HİÇBİR HUKUK DEVLETİNDE BÖYLE ŞEY OLMAZ
Metin Günday: Sulh Ceza Hakimlikleri’nin hangi amaçla kurulduğu belli. Çok vakaları var. Sulh Ceza Hakimliğinin icraatlarına bakarak söylüyoruz. Varsa hukuk devleti olmaz. Yoksa olur. Hiçbir hukuk devletinde böyle bir şey olmaz. Allah daha beterinden saklasın diyorum.
DARBE YARGISININ KOPYASI
İstanbul merkezli 3 ilde sözde paralel yapı iddiasıyla yapılan operasyonlarda gözaltına alınan 26 kişiden 20’si tutuklandı. Sulh Ceza Hakimi, zekat, burs ve sadaka vermekle suçladığı 20 hayırseveri 27 Mayıs darbecilerinin güdümündeki, Yassıada yargılamasının kopyası  gerekçeyle cezaevine gönderdi.
İSPATA GEREK YOK!
Hakimlik kararında, “Söz konusu örgütün var olup olmadığı hususunun tartışmasız olduğu, böyle bir örgütün var olduğunun herkesçe bilinen bir gerçek olduğu, böyle bir örgütün maruf olması nedeniyle maruf olan şeyin ispata muhtaç olmadığı, söz konusu bu kararımızın verilmesi için makul ve yeterli şüphe bulunmuştur” ifadeleri kullanıldı. Tutuklanan şahısların burs, kurban ve vakıflara yaptıkları bağışlar “Silahlı terör örgütü kurmak, yönetmek, üye olmak ve finansmanını sağlamak” suçlamasına dyanak yapıldı.

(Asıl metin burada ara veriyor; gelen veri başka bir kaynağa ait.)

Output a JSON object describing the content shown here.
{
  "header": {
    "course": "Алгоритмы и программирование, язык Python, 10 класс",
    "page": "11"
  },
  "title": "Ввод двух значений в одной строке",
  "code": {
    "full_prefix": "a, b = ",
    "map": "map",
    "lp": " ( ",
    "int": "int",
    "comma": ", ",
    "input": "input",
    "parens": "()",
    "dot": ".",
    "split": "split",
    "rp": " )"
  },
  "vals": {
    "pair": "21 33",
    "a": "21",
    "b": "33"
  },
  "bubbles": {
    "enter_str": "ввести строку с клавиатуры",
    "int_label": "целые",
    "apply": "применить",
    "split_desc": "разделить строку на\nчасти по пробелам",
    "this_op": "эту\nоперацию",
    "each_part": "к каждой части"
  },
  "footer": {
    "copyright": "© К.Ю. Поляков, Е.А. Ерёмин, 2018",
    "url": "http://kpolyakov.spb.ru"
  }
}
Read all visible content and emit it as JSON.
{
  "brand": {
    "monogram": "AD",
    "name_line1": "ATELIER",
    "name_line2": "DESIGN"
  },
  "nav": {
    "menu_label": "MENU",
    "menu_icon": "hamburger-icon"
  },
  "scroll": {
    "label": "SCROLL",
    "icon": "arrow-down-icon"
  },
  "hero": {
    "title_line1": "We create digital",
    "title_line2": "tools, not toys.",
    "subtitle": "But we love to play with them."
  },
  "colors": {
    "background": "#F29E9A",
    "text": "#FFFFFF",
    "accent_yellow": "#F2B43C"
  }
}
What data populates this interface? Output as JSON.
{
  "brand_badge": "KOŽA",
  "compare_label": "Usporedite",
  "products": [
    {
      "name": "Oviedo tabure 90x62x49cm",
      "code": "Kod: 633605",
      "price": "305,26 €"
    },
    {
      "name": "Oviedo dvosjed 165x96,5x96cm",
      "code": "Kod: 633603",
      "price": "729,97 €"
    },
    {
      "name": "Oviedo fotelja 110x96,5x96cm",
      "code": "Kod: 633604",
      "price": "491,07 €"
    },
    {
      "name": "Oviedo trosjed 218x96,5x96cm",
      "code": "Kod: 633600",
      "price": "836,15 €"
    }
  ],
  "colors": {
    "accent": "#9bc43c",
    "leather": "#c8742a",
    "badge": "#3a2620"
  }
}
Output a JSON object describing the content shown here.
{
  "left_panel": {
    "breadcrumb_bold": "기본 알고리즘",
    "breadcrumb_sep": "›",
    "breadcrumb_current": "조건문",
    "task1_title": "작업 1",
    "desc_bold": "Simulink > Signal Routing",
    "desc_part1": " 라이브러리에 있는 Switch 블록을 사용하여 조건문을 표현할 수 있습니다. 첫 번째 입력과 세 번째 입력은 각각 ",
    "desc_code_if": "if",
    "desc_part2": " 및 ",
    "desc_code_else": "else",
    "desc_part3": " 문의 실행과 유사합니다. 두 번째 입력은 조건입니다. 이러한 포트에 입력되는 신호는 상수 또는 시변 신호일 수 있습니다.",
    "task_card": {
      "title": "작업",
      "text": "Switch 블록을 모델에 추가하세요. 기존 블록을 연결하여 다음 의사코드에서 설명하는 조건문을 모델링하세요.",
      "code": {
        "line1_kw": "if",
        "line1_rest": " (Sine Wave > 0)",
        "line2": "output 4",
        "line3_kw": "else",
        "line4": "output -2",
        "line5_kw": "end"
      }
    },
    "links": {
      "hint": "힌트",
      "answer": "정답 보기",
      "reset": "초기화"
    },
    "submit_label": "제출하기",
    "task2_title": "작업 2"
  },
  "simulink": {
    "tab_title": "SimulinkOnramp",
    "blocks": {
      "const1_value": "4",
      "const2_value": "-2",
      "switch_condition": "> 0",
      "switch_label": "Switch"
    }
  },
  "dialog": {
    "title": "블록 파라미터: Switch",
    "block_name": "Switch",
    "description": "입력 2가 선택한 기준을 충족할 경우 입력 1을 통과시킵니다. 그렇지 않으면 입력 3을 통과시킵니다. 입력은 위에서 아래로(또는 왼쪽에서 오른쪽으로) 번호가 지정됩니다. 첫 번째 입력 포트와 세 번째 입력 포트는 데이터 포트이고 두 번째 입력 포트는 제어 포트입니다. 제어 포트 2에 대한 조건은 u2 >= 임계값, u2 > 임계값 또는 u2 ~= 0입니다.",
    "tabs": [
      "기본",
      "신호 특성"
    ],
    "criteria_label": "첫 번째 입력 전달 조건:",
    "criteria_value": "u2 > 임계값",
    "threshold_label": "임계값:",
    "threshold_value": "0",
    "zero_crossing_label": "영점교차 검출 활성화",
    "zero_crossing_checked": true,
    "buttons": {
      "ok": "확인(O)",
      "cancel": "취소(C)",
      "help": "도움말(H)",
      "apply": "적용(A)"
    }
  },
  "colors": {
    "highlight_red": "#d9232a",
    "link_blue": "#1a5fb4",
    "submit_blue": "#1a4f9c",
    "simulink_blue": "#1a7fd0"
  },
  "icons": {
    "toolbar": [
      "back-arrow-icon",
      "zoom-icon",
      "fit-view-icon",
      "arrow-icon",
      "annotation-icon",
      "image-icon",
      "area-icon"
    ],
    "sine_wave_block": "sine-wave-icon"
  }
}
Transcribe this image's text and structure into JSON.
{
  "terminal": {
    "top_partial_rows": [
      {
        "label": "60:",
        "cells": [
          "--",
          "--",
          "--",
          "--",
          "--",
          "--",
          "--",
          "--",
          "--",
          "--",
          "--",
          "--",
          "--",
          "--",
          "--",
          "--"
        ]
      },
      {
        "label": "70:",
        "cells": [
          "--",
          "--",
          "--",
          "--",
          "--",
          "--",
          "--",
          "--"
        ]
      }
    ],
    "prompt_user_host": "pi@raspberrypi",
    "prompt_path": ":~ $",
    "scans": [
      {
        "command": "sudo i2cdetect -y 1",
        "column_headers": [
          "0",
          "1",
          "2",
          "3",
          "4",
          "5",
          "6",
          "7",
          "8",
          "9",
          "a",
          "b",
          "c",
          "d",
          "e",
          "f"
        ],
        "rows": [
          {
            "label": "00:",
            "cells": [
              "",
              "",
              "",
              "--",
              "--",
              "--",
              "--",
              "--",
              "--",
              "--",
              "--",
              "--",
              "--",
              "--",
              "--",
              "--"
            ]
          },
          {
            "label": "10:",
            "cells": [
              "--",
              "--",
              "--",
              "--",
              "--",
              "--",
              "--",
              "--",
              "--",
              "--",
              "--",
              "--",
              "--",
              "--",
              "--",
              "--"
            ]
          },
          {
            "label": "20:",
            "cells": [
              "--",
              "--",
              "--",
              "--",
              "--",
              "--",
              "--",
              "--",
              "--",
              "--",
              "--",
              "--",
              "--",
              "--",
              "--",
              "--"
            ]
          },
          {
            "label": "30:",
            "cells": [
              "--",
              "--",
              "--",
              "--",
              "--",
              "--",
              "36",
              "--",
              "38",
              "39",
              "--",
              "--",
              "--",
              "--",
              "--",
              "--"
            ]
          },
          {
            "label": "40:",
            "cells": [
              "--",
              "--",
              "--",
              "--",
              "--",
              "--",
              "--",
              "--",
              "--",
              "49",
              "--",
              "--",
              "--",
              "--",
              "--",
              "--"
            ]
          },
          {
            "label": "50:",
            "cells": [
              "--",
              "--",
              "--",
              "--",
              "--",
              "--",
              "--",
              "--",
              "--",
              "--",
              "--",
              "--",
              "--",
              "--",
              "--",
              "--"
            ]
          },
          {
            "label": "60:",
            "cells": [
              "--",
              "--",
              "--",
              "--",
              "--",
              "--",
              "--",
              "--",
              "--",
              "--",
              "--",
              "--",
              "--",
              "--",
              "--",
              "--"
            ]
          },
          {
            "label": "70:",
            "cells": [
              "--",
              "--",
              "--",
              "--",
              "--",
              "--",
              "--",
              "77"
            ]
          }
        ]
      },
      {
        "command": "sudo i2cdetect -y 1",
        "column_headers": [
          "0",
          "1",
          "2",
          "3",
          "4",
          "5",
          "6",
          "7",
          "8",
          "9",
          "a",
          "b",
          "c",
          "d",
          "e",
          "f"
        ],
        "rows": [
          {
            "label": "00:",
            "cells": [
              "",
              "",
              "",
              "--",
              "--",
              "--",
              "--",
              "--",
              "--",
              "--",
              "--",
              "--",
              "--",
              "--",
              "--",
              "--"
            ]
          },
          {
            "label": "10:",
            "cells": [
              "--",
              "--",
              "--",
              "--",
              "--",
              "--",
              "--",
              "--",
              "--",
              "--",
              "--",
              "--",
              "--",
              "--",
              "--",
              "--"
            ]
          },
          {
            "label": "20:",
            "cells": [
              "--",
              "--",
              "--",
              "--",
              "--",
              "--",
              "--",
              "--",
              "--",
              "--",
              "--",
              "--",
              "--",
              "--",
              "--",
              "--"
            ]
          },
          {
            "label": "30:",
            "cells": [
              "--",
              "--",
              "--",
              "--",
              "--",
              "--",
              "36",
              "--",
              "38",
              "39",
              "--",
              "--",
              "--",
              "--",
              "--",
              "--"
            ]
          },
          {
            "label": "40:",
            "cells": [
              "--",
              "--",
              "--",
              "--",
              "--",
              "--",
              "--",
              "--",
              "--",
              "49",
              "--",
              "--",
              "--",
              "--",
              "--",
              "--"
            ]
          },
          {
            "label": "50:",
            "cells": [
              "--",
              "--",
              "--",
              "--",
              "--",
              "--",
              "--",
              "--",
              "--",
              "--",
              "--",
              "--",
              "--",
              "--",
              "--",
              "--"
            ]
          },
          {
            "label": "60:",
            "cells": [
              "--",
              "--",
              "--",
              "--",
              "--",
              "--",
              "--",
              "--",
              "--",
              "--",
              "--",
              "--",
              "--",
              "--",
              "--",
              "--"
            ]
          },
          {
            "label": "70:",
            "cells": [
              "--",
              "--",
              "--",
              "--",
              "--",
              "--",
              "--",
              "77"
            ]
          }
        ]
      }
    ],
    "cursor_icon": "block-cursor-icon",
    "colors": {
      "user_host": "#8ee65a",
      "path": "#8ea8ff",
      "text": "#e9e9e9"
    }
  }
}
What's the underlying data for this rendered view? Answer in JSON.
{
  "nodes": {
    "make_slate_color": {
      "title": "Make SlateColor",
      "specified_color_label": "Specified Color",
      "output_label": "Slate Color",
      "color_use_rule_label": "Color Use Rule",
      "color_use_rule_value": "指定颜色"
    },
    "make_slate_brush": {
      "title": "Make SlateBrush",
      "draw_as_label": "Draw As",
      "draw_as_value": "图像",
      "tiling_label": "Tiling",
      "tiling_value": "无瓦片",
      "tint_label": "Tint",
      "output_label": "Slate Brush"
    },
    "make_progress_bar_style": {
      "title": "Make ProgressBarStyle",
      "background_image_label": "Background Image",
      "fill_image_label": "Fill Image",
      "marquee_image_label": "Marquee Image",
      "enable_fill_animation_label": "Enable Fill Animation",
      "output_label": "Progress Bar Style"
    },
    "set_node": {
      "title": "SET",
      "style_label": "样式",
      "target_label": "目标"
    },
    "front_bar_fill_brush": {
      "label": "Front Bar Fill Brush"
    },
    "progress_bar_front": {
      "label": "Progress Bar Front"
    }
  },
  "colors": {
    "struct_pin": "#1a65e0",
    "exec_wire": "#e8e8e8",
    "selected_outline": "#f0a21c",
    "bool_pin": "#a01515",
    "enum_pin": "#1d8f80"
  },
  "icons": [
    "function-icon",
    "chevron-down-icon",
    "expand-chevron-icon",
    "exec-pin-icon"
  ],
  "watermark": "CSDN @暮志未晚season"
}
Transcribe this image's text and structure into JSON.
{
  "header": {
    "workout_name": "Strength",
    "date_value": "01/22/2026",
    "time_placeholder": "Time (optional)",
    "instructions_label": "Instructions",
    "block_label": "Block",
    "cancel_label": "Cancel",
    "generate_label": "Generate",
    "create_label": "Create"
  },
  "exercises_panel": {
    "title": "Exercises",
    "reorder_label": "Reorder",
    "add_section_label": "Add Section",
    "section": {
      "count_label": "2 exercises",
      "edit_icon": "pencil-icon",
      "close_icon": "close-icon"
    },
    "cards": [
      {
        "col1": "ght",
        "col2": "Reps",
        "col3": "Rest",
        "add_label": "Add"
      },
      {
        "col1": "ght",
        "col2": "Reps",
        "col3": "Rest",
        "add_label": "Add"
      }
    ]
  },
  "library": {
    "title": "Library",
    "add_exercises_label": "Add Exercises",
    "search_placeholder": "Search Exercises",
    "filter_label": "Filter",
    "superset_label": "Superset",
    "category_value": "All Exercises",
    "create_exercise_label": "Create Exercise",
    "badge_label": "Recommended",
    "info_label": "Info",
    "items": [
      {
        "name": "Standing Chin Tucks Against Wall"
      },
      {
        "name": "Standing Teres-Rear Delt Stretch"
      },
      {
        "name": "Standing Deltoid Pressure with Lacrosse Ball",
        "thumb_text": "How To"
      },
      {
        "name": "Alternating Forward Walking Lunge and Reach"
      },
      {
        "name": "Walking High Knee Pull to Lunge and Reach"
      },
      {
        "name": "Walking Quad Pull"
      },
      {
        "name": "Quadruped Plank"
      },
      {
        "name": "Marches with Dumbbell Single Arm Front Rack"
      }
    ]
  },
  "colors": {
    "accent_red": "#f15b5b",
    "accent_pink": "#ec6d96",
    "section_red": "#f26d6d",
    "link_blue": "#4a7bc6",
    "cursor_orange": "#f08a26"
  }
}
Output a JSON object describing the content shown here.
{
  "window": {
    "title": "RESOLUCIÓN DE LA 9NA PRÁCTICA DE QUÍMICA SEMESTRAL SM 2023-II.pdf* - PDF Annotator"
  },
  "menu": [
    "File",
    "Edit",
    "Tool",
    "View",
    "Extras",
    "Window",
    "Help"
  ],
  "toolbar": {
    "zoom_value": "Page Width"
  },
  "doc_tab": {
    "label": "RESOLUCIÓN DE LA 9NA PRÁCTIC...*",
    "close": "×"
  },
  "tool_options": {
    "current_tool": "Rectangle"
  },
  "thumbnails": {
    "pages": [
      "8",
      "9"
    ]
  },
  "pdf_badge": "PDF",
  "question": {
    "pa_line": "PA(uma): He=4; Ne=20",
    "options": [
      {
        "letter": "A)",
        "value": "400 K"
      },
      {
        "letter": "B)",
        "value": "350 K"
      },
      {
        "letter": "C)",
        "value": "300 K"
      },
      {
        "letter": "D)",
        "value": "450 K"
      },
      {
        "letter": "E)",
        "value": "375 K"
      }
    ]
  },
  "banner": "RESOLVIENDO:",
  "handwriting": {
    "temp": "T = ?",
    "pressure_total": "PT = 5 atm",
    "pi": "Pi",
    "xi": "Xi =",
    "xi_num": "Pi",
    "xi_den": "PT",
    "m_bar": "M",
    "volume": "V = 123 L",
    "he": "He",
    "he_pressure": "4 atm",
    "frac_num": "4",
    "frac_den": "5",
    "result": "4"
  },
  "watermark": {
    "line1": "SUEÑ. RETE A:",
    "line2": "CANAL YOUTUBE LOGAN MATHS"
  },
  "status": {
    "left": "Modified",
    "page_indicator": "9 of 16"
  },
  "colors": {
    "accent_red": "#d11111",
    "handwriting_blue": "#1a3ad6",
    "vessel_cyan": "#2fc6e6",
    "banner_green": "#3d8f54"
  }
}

Gerekçe darbe yargısını hatırlattı. Adnan Menderes ve arkadaşlarını yargılayan Yassıda yargıcının “Sizi buraya tıkan güç böyle istiyor” dediği duruşmalarda savcı, “Biliyorum, zihnini okudum, kafasının içi malum” gibi gerekçelerle idam talep etmişti.